“The Internet is being gradually restored in the country,” the semiofficial news agency Fars said, quoting sources.
The Internet blockage made it difficult for protesters to post videos on social media to generate support and to obtain reliable reports on the extent of the unrest.
NetBlocks, a group that monitors worldwide Internet access, said the restoration of connectivity in Iran covered only about 10 percent of the country. News agencies and residents said only fixed-line Internet was partially restored.
Protests began Friday in several towns after the government announced fuel price hikes of at least 50 percent. They spread to 100 cities and towns and quickly turned political, with protesters demanding that top officials step down.
Russia lawmakers pass bill targeting bloggers, journalists: Russia's lower house of parliament has passed a bill that allows the government to register bloggers, journalists and social media users as foreign agents. The bill extends a 2017 law involving foreign-funded media outlets that was adopted in response to the decision by the U.S. Justice Department to label the Russian state-funded RT television a foreign agent.

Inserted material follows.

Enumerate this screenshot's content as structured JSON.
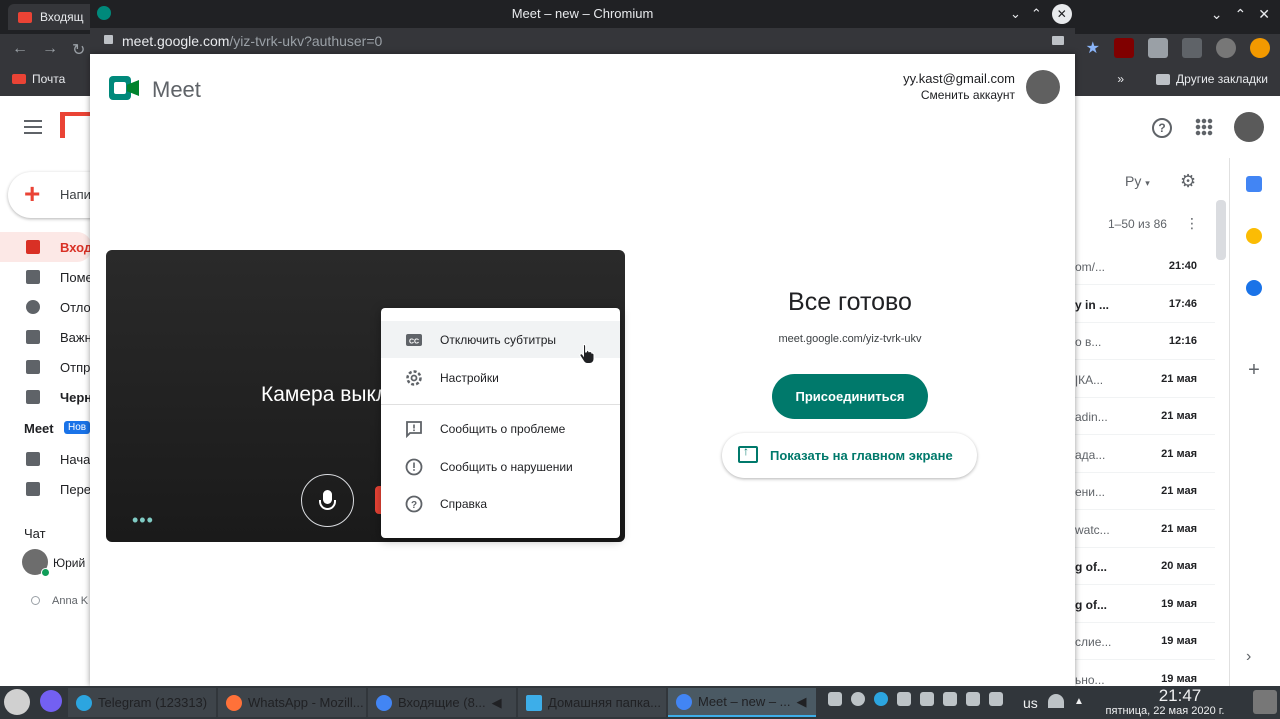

The new law can apply to anyone who distributes content produced by media outlets registered as foreign agents and receives payments from abroad.
Lebanese soldier charged with murder in protester's death: A Lebanese soldier accused of fatally shooting a protester in Beirut last week was charged by a military prosecutor with murder, the state-run National News Agency said. The soldier could get a death sentence if convicted. The agency said a colonel who was on the scene with the soldier at the time was also charged. Widespread protests against Lebanon's ruling elite began in mid-October.
Malaysia detains 680 people in China-based scam: Malaysia's Immigration Department said it broke up a China-based online investment scam syndicate with the arrest of 680 suspected Chinese citizens after storming a building where they were operating, but 100 others managed to flee. Authorities said the syndicate had been operating for six months, targeting victims in China with promises of quick returns and using Chinese banks and WeChat mobile payments for transactions.
Sri Lanka's president swears in brother as premier: New Sri Lankan President Gotabaya Rajapaksa swore in as prime minister his brother, former president Mahinda Rajapaksa, capping a victorious return to power of the brothers credited with a military victory over Tamil rebels but also implicated in human rights abuses. Meanwhile, a court dropped charges against Gotabaya Rajapaksa in a corruption case, citing constitutional provisions for presidential immunity.
Trial of U.S. teens in Rome slaying to start in February: The attorney for one of two American teenagers jailed in Rome over the slaying of a police officer said their trial has been fast-tracked and will begin early next year. Craig Peters, representing Finnegan Lee Elder, said the first hearing has been set for Feb. 26. Elder and his friend Gabriel Natale-Hjorth were jailed in July. Prosecutors said Elder confessed to knifing the officer during a scuffle, while Natale-Hjorth allegedly assaulted the officer's partner at the end of a chain of events sparked by a drug deal gone awry.